Quem é Toni, como ele é? Dudu não o conseguiu descrever com
precisão, disse apenas que trata-se de um sujeito de cabelos cumpridos e só.
Quantos jovens de cabelos cumpridos há em Cabo Verde? Dezenas, centenas? Assim
fica difícil. Gil voltou para o departamento mais esperançoso, agora ele tem um
nome na linha de investigação. Um avanço e tanto. Ao sentar-se em sua cadeira, Rodrigues o
surpreendeu jogando uma caixa de papelão sobre a mesa.

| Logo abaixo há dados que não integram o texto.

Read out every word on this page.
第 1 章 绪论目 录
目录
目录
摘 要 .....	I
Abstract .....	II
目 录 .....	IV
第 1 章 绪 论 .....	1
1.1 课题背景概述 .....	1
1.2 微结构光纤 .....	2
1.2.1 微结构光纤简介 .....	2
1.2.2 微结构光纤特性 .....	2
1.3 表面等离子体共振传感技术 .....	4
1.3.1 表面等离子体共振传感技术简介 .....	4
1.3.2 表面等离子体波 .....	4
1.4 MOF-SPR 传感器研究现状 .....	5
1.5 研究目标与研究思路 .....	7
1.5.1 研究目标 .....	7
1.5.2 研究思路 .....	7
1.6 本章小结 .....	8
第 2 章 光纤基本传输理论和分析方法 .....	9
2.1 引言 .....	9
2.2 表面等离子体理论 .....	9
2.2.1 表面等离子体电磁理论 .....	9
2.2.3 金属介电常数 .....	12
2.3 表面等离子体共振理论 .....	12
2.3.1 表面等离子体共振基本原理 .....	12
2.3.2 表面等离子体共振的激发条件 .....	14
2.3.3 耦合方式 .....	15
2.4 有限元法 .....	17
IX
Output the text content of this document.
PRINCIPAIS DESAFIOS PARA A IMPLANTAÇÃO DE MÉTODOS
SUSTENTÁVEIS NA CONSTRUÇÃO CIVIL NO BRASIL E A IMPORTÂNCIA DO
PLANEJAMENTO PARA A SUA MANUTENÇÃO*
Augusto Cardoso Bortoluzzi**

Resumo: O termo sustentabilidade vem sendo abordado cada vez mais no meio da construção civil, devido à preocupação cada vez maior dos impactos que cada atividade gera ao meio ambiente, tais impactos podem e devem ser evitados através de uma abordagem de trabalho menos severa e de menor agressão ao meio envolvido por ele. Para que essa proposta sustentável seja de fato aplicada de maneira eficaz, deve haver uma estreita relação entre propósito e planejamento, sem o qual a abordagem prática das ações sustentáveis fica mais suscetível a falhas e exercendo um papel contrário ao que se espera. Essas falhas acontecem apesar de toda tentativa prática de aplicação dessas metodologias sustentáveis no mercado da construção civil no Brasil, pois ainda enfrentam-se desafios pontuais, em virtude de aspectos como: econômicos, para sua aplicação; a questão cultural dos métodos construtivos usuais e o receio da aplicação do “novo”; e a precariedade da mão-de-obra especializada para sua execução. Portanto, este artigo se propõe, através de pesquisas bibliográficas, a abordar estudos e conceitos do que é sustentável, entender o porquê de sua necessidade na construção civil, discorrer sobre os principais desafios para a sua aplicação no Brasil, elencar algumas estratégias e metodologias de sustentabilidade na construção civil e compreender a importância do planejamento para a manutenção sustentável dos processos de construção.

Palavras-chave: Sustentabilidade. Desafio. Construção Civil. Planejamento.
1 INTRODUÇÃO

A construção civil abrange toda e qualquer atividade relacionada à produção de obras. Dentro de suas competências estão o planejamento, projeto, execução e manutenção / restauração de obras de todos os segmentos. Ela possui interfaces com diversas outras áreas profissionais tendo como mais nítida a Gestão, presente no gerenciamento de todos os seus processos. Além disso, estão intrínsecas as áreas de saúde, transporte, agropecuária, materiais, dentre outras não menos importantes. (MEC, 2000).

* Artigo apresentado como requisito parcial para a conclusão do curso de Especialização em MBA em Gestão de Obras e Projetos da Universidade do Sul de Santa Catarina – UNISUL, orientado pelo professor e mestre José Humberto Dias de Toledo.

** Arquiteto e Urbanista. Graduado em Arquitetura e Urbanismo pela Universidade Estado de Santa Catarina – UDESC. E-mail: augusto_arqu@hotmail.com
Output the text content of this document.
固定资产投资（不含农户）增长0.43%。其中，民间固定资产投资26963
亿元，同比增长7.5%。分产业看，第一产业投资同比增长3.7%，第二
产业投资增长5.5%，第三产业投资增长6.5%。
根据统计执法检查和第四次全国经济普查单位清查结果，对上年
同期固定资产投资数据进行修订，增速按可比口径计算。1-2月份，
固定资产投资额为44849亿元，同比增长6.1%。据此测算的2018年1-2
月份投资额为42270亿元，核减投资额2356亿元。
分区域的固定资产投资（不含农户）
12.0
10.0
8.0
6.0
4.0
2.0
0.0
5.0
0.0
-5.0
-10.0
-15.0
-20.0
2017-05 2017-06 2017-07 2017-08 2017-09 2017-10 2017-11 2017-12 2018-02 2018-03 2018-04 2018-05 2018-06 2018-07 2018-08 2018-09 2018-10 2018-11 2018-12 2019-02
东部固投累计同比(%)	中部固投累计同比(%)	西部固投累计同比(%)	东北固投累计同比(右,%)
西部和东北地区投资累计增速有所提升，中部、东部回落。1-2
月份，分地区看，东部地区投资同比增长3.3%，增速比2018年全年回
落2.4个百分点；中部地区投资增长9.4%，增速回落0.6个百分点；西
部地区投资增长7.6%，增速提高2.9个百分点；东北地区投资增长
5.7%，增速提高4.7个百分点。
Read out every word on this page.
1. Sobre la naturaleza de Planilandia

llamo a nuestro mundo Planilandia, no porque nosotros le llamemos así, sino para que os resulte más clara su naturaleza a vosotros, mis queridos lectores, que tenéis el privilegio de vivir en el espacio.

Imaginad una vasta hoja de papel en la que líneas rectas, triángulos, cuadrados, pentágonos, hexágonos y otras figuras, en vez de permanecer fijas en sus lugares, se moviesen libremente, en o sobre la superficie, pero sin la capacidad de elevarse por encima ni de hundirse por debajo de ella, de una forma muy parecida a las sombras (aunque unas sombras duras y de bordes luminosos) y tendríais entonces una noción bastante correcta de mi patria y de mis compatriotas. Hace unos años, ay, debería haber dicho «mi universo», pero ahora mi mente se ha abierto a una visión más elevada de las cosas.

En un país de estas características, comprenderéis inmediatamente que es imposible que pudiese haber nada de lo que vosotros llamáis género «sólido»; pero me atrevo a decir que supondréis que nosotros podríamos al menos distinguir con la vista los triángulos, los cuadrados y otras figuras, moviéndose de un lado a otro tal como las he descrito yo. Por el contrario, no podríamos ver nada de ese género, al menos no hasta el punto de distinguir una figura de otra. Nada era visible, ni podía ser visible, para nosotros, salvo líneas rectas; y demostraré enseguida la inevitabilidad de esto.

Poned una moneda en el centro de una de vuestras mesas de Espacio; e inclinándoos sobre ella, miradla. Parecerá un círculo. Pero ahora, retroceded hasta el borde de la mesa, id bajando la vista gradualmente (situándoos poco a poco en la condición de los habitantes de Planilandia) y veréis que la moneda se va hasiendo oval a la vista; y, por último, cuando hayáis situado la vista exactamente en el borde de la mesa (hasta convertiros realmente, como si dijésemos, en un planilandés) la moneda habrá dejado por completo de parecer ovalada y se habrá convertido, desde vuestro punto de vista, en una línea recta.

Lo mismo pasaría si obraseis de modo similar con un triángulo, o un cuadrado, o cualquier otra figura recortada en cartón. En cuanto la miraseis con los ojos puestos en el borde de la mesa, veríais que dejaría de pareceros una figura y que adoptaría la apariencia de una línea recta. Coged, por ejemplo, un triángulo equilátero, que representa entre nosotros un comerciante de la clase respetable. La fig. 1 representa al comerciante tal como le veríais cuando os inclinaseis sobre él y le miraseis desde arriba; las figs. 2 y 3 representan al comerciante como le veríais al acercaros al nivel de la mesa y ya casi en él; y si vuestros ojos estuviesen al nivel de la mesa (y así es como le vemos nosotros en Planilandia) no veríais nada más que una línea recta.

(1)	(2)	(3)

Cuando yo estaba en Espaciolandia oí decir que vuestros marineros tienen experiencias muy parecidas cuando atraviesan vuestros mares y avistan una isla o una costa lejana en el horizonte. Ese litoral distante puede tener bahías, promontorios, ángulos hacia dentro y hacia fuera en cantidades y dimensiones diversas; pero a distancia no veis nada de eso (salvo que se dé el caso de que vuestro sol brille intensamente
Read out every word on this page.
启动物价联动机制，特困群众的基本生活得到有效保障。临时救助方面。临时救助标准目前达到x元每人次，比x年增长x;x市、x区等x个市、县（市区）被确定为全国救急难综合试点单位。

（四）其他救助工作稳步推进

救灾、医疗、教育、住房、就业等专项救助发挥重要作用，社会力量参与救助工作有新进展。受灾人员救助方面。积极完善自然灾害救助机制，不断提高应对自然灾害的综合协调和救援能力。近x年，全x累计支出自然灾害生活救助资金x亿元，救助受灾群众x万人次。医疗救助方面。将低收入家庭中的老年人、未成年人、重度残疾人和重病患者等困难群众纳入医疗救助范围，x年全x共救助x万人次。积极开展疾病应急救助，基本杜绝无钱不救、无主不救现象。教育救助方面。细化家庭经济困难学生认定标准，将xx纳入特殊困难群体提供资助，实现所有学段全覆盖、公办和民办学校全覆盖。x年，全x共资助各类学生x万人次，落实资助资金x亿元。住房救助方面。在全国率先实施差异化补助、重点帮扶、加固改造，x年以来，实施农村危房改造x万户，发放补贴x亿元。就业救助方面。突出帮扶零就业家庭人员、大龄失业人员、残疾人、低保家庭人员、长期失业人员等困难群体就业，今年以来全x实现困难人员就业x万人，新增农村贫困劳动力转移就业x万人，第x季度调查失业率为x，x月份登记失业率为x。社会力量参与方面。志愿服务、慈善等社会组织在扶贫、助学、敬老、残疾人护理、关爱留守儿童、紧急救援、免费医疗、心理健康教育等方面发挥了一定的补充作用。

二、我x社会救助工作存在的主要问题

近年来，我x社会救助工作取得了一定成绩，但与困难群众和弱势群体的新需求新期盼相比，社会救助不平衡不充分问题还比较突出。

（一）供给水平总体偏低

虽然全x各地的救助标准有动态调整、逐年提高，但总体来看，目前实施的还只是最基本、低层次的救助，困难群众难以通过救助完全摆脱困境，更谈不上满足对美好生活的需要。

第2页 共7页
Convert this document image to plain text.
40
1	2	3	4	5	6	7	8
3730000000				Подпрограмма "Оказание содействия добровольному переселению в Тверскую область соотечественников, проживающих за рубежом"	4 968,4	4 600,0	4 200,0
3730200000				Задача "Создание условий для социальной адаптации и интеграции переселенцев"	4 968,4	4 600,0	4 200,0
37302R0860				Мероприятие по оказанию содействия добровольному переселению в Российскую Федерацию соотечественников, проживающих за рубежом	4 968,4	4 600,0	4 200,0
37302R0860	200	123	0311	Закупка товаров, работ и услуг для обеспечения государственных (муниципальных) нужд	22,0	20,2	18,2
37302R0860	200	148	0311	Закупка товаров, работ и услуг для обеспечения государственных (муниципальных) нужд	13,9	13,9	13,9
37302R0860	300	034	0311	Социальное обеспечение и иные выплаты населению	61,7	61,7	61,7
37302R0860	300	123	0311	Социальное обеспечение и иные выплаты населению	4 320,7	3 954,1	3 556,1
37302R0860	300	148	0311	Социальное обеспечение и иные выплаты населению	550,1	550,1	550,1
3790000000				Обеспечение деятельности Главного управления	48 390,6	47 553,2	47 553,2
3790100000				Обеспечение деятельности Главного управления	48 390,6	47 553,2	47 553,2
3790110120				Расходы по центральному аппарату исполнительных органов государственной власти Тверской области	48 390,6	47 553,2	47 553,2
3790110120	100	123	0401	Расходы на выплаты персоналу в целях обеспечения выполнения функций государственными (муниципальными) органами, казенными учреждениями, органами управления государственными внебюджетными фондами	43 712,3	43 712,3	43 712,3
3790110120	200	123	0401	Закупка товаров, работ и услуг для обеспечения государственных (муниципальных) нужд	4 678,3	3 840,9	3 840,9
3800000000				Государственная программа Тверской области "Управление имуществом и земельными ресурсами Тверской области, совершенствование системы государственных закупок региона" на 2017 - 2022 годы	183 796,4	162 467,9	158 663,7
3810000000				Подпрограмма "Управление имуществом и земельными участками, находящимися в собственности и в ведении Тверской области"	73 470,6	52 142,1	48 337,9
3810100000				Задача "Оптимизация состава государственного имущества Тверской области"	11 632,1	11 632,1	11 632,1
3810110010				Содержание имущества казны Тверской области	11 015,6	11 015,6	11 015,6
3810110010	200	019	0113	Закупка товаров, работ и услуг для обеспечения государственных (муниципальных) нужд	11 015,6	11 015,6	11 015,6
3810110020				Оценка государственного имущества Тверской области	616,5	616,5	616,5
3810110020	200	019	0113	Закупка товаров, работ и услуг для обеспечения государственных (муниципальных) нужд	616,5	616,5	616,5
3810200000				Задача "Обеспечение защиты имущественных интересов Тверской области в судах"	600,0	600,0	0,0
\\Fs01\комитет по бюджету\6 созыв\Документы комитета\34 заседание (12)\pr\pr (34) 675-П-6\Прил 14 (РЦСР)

— Dimas mandou lhe entregar.
Pedrosa o xingou em pensamento.
— Ah, valeu!
— Em que pé estamos? — a policial cruzou os braços.
— Acabei de conversar com o coleguinha do rapaz desaparecido
e consegui um nome. Toni. — tirou a caixa de cima da mesa. — é familiar pra
você?
Rodrigues jogou o peso do corpo para a perna direita.
— Eu estou ocupada agora, mas posso dar uma olhada pra você
depois.
— O que seria da minha carreira se não fosse você?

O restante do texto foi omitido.